The narrative of tariffs as economic shocks leading to spiralling inflation, interest rates, and fiscal deficits might be somewhat overstated. While the long-term erosive effects of tariffs on productivity are undeniable, their immediate impact on global trade may be less catastrophic. As Marieke Bloom from ING rightly points out, deglobalisation’s consequences are more likely to manifest as a gradual decline in long-term productivity and overall economic prosperity, making everyone poorer in the long run.
Currency Wars Loom Large
The World Trade Organisation’s revised forecast of 2.7% global trade growth for 2024, potentially rising to 3% next year if Middle East tensions ease, highlights that factors beyond tariffs play a significant role. Indeed, wars pose a more immediate threat to trade by disrupting the safe passage of goods. Historically, countries targeted by tariffs, particularly China, have resorted to weakening their currencies as a counter-strategy. A depreciated renminbi could enhance China’s export competitiveness, a tactic likely to be revisited. Many emerging market currencies, including the Indian rupee, are already exhibiting a downward trend.
The repercussions of tariffs might extend beyond trade itself, causing collateral damage in other markets. Exchange rate volatility is anticipated as emerging economies strive to maintain export competitiveness. Latin American economies are also feeling the pressure, with the Mexican peso nearing two-year lows. While a weaker renminbi might suit China’s slowing economy, Beijing is actively seeking ways to mitigate the anticipated tariff impact. Their growing influence in Latin America, juxtaposed with perceived waning US influence, is noteworthy in this context.
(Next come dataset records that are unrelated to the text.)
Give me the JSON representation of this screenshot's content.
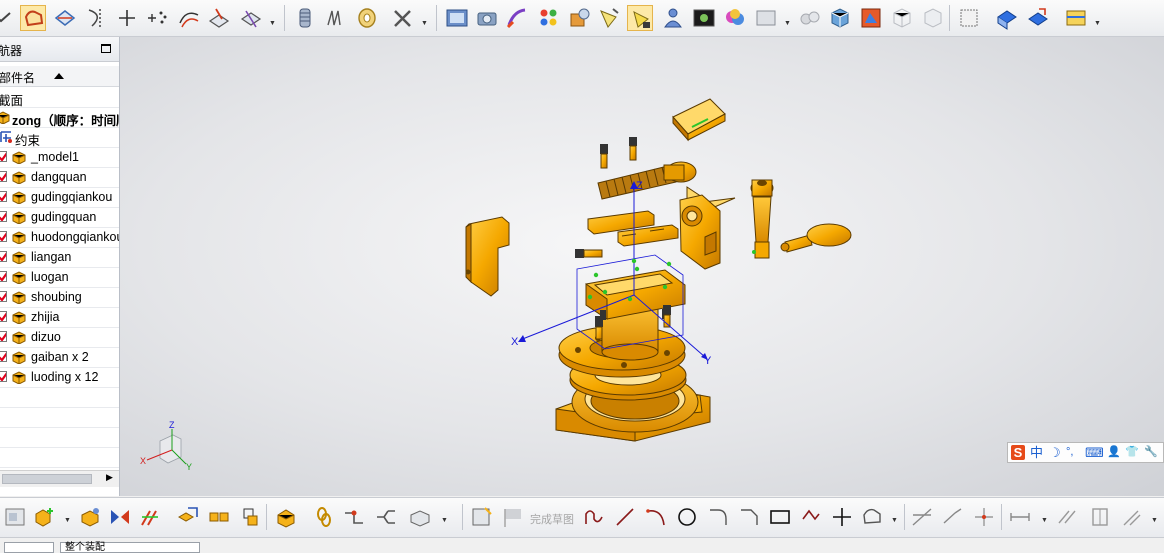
{
  "navigator": {
    "title": "航器",
    "column_header": "部件名",
    "nodes": [
      {
        "label": "截面",
        "checked": false,
        "icon": "none"
      },
      {
        "label": "zong（顺序：时间顺",
        "checked": false,
        "icon": "assembly-icon"
      },
      {
        "label": "约束",
        "checked": false,
        "icon": "constraints-icon"
      },
      {
        "label": "_model1",
        "checked": true,
        "icon": "part-cube-icon"
      },
      {
        "label": "dangquan",
        "checked": true,
        "icon": "part-cube-icon"
      },
      {
        "label": "gudingqiankou",
        "checked": true,
        "icon": "part-cube-icon"
      },
      {
        "label": "gudingquan",
        "checked": true,
        "icon": "part-cube-icon"
      },
      {
        "label": "huodongqiankou",
        "checked": true,
        "icon": "part-cube-icon"
      },
      {
        "label": "liangan",
        "checked": true,
        "icon": "part-cube-icon"
      },
      {
        "label": "luogan",
        "checked": true,
        "icon": "part-cube-icon"
      },
      {
        "label": "shoubing",
        "checked": true,
        "icon": "part-cube-icon"
      },
      {
        "label": "zhijia",
        "checked": true,
        "icon": "part-cube-icon"
      },
      {
        "label": "dizuo",
        "checked": true,
        "icon": "part-cube-icon"
      },
      {
        "label": "gaiban x 2",
        "checked": true,
        "icon": "part-cube-icon"
      },
      {
        "label": "luoding x 12",
        "checked": true,
        "icon": "part-cube-icon"
      }
    ]
  },
  "viewport": {
    "axis_labels": {
      "x": "X",
      "y": "Y",
      "z": "Z"
    },
    "triad_labels": {
      "x": "X",
      "y": "Y",
      "z": "Z"
    }
  },
  "ime": {
    "logo": "S",
    "mode": "中",
    "moon": "☽",
    "punct": "°,",
    "keyboard": "⌨",
    "user": "👤",
    "shirt": "👕",
    "tool": "🔧"
  },
  "bottom_toolbar": {
    "finish_sketch_label": "完成草图"
  },
  "status_bar": {
    "filter_value": "",
    "scope_value": "整个装配"
  },
  "colors": {
    "part_orange": "#f5a800",
    "part_dark": "#b06e00",
    "csys_blue": "#1a1ad8",
    "checkbox_red": "#e0001b",
    "viewport_light": "#f6f6f7",
    "viewport_dark": "#cfd1d6"
  }
}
Business Resilience Shines
Interestingly, even amidst these global economic currents, companies like Walmart are demonstrating remarkable resilience. Walmart’s Q3 FY2025 results reveal a robust 5.5% revenue increase and a staggering 910.4% surge in net income. This performance, driven by strong US sales and a 27% jump in global e-commerce, underscores the ability of businesses to thrive even in uncertain times. Walmart’s strategic focus on ‘everyday low prices’ and efficient inventory management appears to be paying dividends, showcasing that adaptability and strong fundamentals can buffer against global economic headwinds.
Prime Minister Modi’s recent visits to Nigeria, Brazil, and Guyana signal India’s proactive approach to diversifying trade partners amidst global shifts. Energy security, a critical component of global trade, is clearly a priority for India. The Reserve Bank of India’s (RBI) currency intervention policy, aimed at managing volatility, reflects a cautious approach to navigating these turbulent times. While some criticise the RBI’s stance as potentially hindering rupee competitiveness, the central bank maintains that its forex interventions are proportionate to India’s growing economy and market size.
Tariffs, while a slow-acting impediment to global trade benefits, are perhaps less immediately disruptive than the potential currency wars they might trigger. Currency devaluation can swiftly spill over into other markets via capital flows, posing fresh challenges for emerging economies already grappling with persistent inflation. Trump’s tariffs may not precipitate a sharp global trade downturn, but they are likely to compel policymakers to opt for short-term fixes and damage control measures.
Will these short-term fixes suffice, or are we heading towards a prolonged period of economic adjustments? The next few quarters will be crucial in observing how these trade and currency dynamics unfold and impact global markets.